Durante los años que viví en Sant Gervasi, aprendí a convivir con esta sonata hipnótica. Cada noche, el camión de la basura pasaba con la precisión de un cuerpo celeste por debajo de la ventana de mi salón, dejando un maravilloso rastro de caos y confusión. Cada noche, a la misma hora, un vehículo industrial de chatarra rabiosa chocaba violentamente contra mi bloque de pisos, arrancándome del sopor si me había adormecido viendo Supervivientes; provocándome microinfartos en momentos de inmersión lectora; interrumpiendo las películas y las series en el mejor momento. ¡Crack! ¡Catacrack! ¡Bum! ¡Chsss! Siempre lo mismo. El temblor inesperado. La explosión sónica.
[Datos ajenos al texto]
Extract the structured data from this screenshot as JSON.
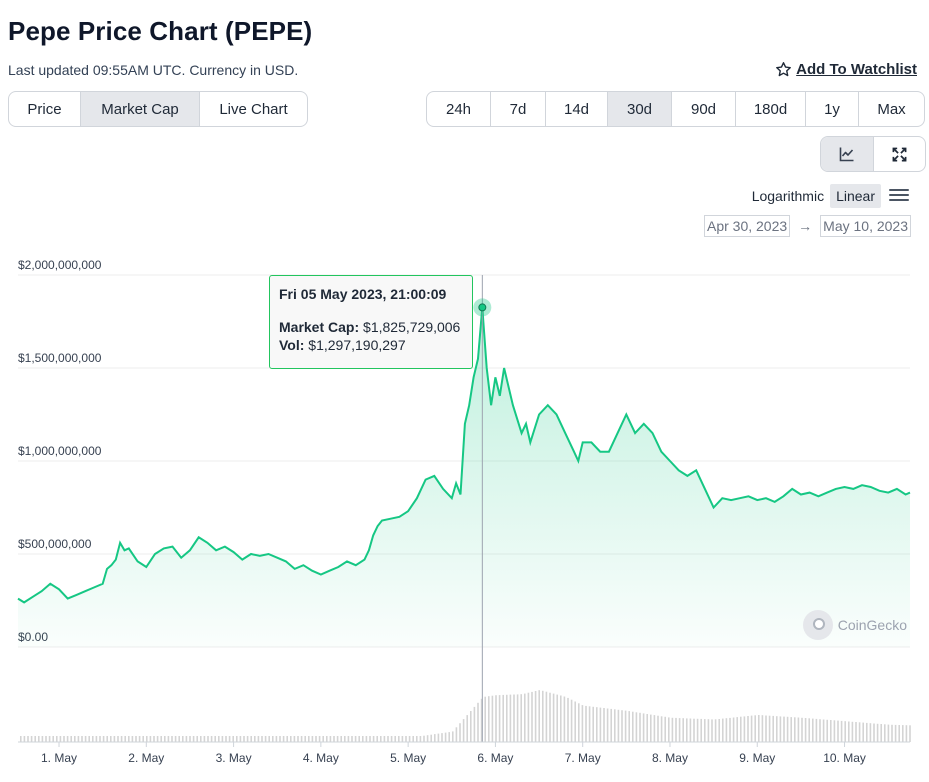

Si me hubieran dicho que un calamar enfurecido de 300 metros estaba destrozando Barcelona con su megapene, me lo hubiera creído...
Sin embargo, el calvario finalmente se convirtió en droga. Cuando me mudé el Barri Gòtic, me percaté de mi dependencia al estruendo del camión de la basura. En el Gòtic profundo no hay contenedores, por tanto no se sufre el caos sónico de estos vehículos monstruosos. Además, mi piso se abría a un patio interior y el ruido de la calle no me alcanzaba. Fueron tres años de tortura silenciosa. Tres años esperando que alguna noche llegara el ¡Crack! ¡Catacrack! ¡Bum! ¡Chsss! Nada de nada. Calma. Ni un ruido. Podía escuchar la caspa cayendo sobre el parqué. Necesitaba mi dosis de camión de la basura. Un síndrome de abstinencia como la copa de un pino.
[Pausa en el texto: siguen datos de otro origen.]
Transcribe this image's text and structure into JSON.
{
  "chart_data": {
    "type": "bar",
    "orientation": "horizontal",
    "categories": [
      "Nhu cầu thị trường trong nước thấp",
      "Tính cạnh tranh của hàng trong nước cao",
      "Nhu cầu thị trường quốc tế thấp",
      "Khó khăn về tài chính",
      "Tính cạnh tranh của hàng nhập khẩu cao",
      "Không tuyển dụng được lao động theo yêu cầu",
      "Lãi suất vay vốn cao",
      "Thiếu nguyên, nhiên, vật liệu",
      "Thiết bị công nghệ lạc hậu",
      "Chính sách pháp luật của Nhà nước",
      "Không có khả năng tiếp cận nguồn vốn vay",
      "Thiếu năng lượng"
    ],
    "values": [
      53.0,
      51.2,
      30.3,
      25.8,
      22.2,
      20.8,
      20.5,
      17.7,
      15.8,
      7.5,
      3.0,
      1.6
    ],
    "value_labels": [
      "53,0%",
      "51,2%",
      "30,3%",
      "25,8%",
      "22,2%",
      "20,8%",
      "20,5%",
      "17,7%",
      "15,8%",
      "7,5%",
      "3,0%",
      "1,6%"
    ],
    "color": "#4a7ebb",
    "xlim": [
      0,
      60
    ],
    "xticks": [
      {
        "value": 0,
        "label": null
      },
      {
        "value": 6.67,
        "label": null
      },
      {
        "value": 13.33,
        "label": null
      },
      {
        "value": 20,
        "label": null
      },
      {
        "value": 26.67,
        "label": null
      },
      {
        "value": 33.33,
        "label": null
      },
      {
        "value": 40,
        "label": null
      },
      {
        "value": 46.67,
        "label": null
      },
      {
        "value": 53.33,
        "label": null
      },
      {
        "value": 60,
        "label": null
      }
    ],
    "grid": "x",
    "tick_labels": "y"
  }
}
Hasta ahora, que me he mudado el Raval.
Y el Raval ha pensado en mí. El balcón de mi nuevo salón está ubicado encima de una serie contenedores de todo tipo: vidrio, rechazo, plástico, papel. Cada noche, sin falta, pasa una escuadra de camiones de la basura; vehículos que hacen más ruido que los bulldozers thrash metal de Mad Max. ¡Crack! ¡Catacrack! ¡Bum! ¡Chsss! El sofá tiembla. Las ventanas vibran. Tengo que subir el volumen de la tele al máximo para intuir lo que dicen los concursantes de Gran Hermano. ¡Crack! ¡Catacrack! ¡Bum! ¡Chsss! A veces, el estruendo se convierte en mantra, experiencia mística, y entonces aprovecho para salir a fumar al balcón, me enfrento a la bestia y dejo que el seísmo me recorra las extremidades. ¡Crack! ¡Catacrack! ¡Bum! ¡Chsss! Lo noto en la punta de los dedos de los pies; en cada célula de mi cuerpo. ¡Crack!¡Catacrack! ¡Bum! ¡Chsss! ¿Qué decís? ¡Crack! ¡Catacrack! ¡Bum!¡Chsss! ¡No os oigo!